Beat City is a 2010 rhythm video game developed by Universomo and published by THQ for the Nintendo DS. It was released on April 20, 2010, in North America, and in Europe on June 11, 2010. It was the first and only video game to be developed for a handheld system by Universomo, who mostly worked on mobile games and was shuttered a month before the game's release.

== Production ==
Production on the game took place in mid-to-late 2009 and early 2010. It was confirmed for a release in April 2010 on January 12, 2010.

== Plot ==
The game stars a resident of Beat City who loves music named Synchronizer. He meets a purple alien whale named Groovy Whale who gives him the ability to control music and implants a giant speaker in his head. His hometown is being taken over by an evil music-hating organization called the Cacophony, led by failed opera singer Dame Isolde Minor. With the help of Groovy Whale and his love interest, a girl he meets later named Beatrice, he must bring life, color, and happiness back to the city and start a "rhythm revolution," while also helping Groovy Whale get back to his home planet.

== Gameplay ==
The game is played with the DS turned sideways, similarly to Rhythm Heaven on the same platform, with the action taking place on one screen, while the player must use the stylus on the other. The player proceeds through several different stages, each with its own set of rules. In most of the games the player plays as Synchronizer, but there are a few that feature other characters. There are three controls: tap, swipe (also known as flicking), and hold. Each stage begins with a tutorial where the stage is black and the player must figure out what to do. As you play through a stage, it will get increasingly more colorful and upbeat the better you do. Depending on the player's progress, you can build a set of stairs at the end of every day to help get Groovy Whale get closer to his home planet.

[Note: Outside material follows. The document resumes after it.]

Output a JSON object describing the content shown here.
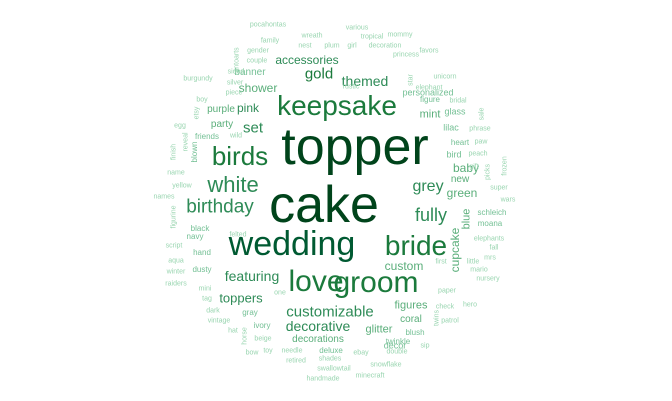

Each stage measures your quality based on a percentage, and if you get an 80% or higher you can unlock a character in the "Beat Album," a short profile of the characters featured in the game.

== Reception ==
The game received mixed to positive reviews from critics and players. Some people called it "bland" and "pointless," and others criticized it for being short or for being "a ripoff of" Rhythm Heaven, whereas others praised it for having a unique plot and characters. One critic said that "(its) delightful presentation and super catchy chiptune soundtrack will get your toes tapping and your head banging in no time." One source said that "if you love Rhythm Heaven, you'll love Beat City. Simple as that." NintendoWorldReport gave it an average rating of 7.5/10.